Георгий Константинович позвонил в Генеральный штаб генералу для особых поручений Варенникову, который в то время постоянно находился в Москве и выполнял поступающие от Жукова распоряжения.
— Докладывай, какие новости?
— Получил сведения об успешном действии войск под вашим командованием, немедленно доложил Ставке, — ответил генерал. — Дома все в порядке.
— К тебе не заходил молодой красноармеец с запиской от меня?
— Пока нет. Никого не было.
— Зайдет, прими хорошенько. Надо послать его на учебу. А мне пришли все, что есть из переведенных на русский язык уставов германской армии.
— Есть! Все будет выполнено!
— Позвони в продовольственное управление, передай, что в войсках перебои с махоркой. И пусть ускорят высылку термосов, до каких пор солдатам будут суп носить в ведрах? У меня все. Завтра к исходу дня буду в Москве.
Переходом войск Западного, Резервного и Брянского фронтов к обороне завершилось огромное по своему размаху и напряжению Смоленское сражение, продолжавшееся более пятидесяти дней и ночей. Планы германского командования на безостановочное продвижение к Москве были сорваны.

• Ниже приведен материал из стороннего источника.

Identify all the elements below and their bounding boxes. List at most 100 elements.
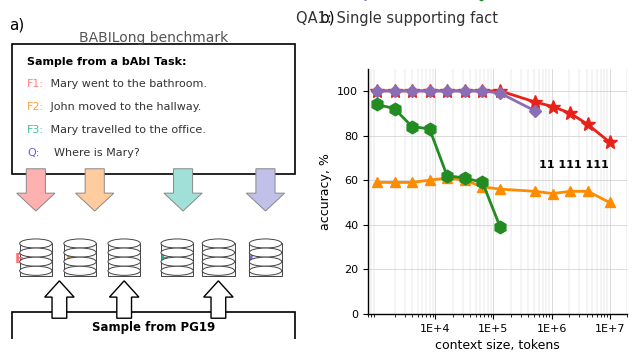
- FancyBboxPatch shape: [202, 243, 235, 276]
- RMT(137M): [606, 140, 614, 144]
- Text: F3: F3: [159, 252, 179, 266]
- Mamba (130M): [444, 89, 451, 93]
- Ellipse shape: [64, 239, 96, 248]
- Text: Q: Q: [248, 252, 260, 266]
- Llama3-ChatQA-1.5-8B-RAG: [461, 178, 468, 182]
- Ellipse shape: [250, 257, 282, 266]
- Y-axis label: accuracy, %: accuracy, %: [319, 153, 332, 230]
- GPT - 4: [408, 125, 416, 129]
- Text: Sample from PG19: Sample from PG19: [92, 321, 215, 334]
- FancyArrow shape: [17, 169, 55, 211]
- RMT(137M): [584, 122, 591, 127]
- Llama3-ChatQA-1.5-8B-RAG: [549, 191, 557, 196]
- Mamba (130M): [461, 89, 468, 93]
- Text: a): a): [10, 18, 24, 33]
- Llama3-ChatQA-1.5-8B-RAG: [444, 176, 451, 180]
- RMT(137M): [497, 89, 504, 93]
- GPT - 4: [426, 127, 433, 131]
- Ellipse shape: [20, 266, 52, 275]
- GPT - 4: [444, 174, 451, 178]
- Text: 11 111 111: 11 111 111: [539, 160, 609, 170]
- RMT(137M): [390, 89, 398, 93]
- FancyBboxPatch shape: [20, 243, 52, 276]
- RMT(137M): [426, 89, 433, 93]
- Text: Mary went to the bathroom.: Mary went to the bathroom.: [47, 79, 207, 90]
- Text: QA1: Single supporting fact: QA1: Single supporting fact: [296, 11, 498, 26]
- Ellipse shape: [202, 248, 235, 257]
- Line: Llama3-ChatQA-1.5-8B-RAG: Llama3-ChatQA-1.5-8B-RAG: [372, 173, 614, 207]
- Ellipse shape: [108, 248, 140, 257]
- RMT(137M): [408, 89, 416, 93]
- GPT - 4: [390, 106, 398, 111]
- FancyArrow shape: [76, 169, 114, 211]
- Text: Mary travelled to the office.: Mary travelled to the office.: [47, 125, 206, 135]
- FancyArrow shape: [109, 281, 139, 318]
- Line: Mamba (130M): Mamba (130M): [373, 87, 540, 115]
- Llama3-ChatQA-1.5-8B-RAG: [606, 200, 614, 205]
- Llama3-ChatQA-1.5-8B-RAG: [497, 187, 504, 191]
- Ellipse shape: [108, 239, 140, 248]
- Ellipse shape: [161, 239, 193, 248]
- FancyBboxPatch shape: [161, 243, 193, 276]
- Text: F1:: F1:: [27, 79, 44, 90]
- Mamba (130M): [408, 89, 416, 93]
- Ellipse shape: [64, 257, 96, 266]
- Text: Q:: Q:: [27, 148, 40, 158]
- Llama3-ChatQA-1.5-8B-RAG: [479, 185, 486, 189]
- FancyBboxPatch shape: [12, 44, 295, 174]
- Ellipse shape: [161, 248, 193, 257]
- Legend: RMT(137M), Mamba (130M), Llama3-ChatQA-1.5-8B-RAG, GPT - 4: RMT(137M), Mamba (130M), Llama3-ChatQA-1…: [353, 0, 640, 4]
- Text: b): b): [320, 11, 335, 26]
- Llama3-ChatQA-1.5-8B-RAG: [426, 178, 433, 182]
- X-axis label: context size, tokens: context size, tokens: [435, 339, 560, 352]
- Llama3-ChatQA-1.5-8B-RAG: [584, 189, 591, 193]
- FancyBboxPatch shape: [12, 312, 295, 343]
- GPT - 4: [497, 225, 504, 229]
- Mamba (130M): [390, 89, 398, 93]
- Line: RMT(137M): RMT(137M): [370, 84, 616, 149]
- RMT(137M): [566, 111, 574, 116]
- FancyArrow shape: [246, 169, 285, 211]
- Ellipse shape: [250, 266, 282, 275]
- Llama3-ChatQA-1.5-8B-RAG: [566, 189, 574, 193]
- RMT(137M): [444, 89, 451, 93]
- Text: F1: F1: [15, 252, 35, 266]
- Text: John moved to the hallway.: John moved to the hallway.: [47, 102, 202, 112]
- Mamba (130M): [479, 89, 486, 93]
- Ellipse shape: [161, 266, 193, 275]
- FancyBboxPatch shape: [250, 243, 282, 276]
- Ellipse shape: [108, 257, 140, 266]
- Llama3-ChatQA-1.5-8B-RAG: [408, 180, 416, 184]
- Ellipse shape: [64, 266, 96, 275]
- Ellipse shape: [64, 248, 96, 257]
- Mamba (130M): [373, 89, 381, 93]
- Text: BABILong benchmark: BABILong benchmark: [79, 31, 228, 45]
- Text: Sample from a bAbI Task:: Sample from a bAbI Task:: [27, 57, 186, 67]
- Text: F3:: F3:: [27, 125, 44, 135]
- FancyArrow shape: [164, 169, 202, 211]
- Text: F2: F2: [65, 252, 84, 266]
- Mamba (130M): [426, 89, 433, 93]
- Ellipse shape: [20, 248, 52, 257]
- Ellipse shape: [250, 248, 282, 257]
- Mamba (130M): [531, 109, 539, 113]
- Text: F2:: F2:: [27, 102, 44, 112]
- RMT(137M): [549, 104, 557, 109]
- FancyBboxPatch shape: [108, 243, 140, 276]
- Ellipse shape: [20, 239, 52, 248]
- Ellipse shape: [108, 266, 140, 275]
- Text: Where is Mary?: Where is Mary?: [47, 148, 140, 158]
- FancyArrow shape: [45, 281, 74, 318]
- FancyArrow shape: [204, 281, 233, 318]
- Ellipse shape: [20, 257, 52, 266]
- Mamba (130M): [497, 91, 504, 95]
- Ellipse shape: [250, 239, 282, 248]
- FancyBboxPatch shape: [64, 243, 96, 276]
- Ellipse shape: [202, 239, 235, 248]
- Ellipse shape: [161, 257, 193, 266]
- Ellipse shape: [202, 257, 235, 266]
- Ellipse shape: [202, 266, 235, 275]
- RMT(137M): [461, 89, 468, 93]
- RMT(137M): [479, 89, 486, 93]
- Llama3-ChatQA-1.5-8B-RAG: [373, 180, 381, 184]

Небо и земля вдруг вспыхнули ярким пламенем и стали медленно гаснуть. Петя очнулся через несколько часов уже в кузове грузовика. Его, раненного, куда-то везли. Очень хотелось пить. Больше, чем жить. «Кто это стонет и тоже просит пить?» Осмотрелся, увидел несколько окровавленных человек. У кого забинтованы руки, у кого — голова и не видно глаз, а рядом лежал человек без ноги. Он крутил головой, кусал губы и хрипло просил пить. Петя перестал шевелить одеревеневшими губами, и не стало слышно стонущего голоса: «Пить». Только тот, с забинтованной толстой, как березовый чурбан, культей, все еще хрипел, требуя воды.

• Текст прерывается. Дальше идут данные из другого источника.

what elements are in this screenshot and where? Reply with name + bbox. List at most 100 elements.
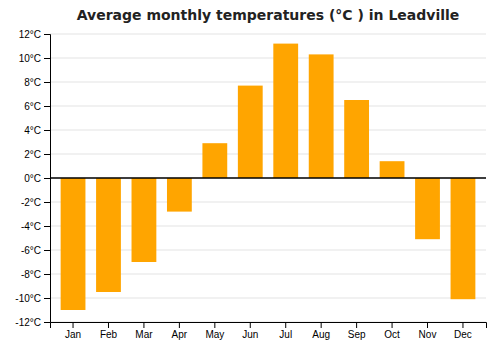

В голове стучала кровь, и каждый удар, казалось, бил молоточками по вискам. Петя напряг память, вспоминая, что с ним произошло. Потрогал рукой забинтованную голову. Стал всматриваться в лица людей. Нет ли знакомых? Лишь теперь он заметил у самой кабины на стульчике фашистского солдата. На коленях у него черный автомат. Фашист был молод, белобрыс и совсем не страшен. Но что-то хищное было в его белесых глазах, холодно взирающих на изуродованных полуживых людей. Петя пошарил левой рукой вокруг себя: нет ли автомата или винтовки? Но откуда у тяжело раненного паренька, выбитого из седла взрывом снаряда, могло быть здесь оружие?
Петя напряг память и вспомнил, как по-немецки сказать: «Я хочу пить».
— Их виль тринкен! — сказал Петя.
— Не проси, — остановил его раненый сосед. — Не даст.
— Эй, балда, останови машину, хочу в туалет! — потребовал человек с забинтованными руками. Но солдат даже не пошевельнулся.
Постепенно Петя приходил в себя. Он уже не сомневался, что подобран фашистами и находится в когтях палачей. Выпрыгнуть бы из грузовика, но даже приподняться невозможно. Ног и рук словно нет: не подчиняются.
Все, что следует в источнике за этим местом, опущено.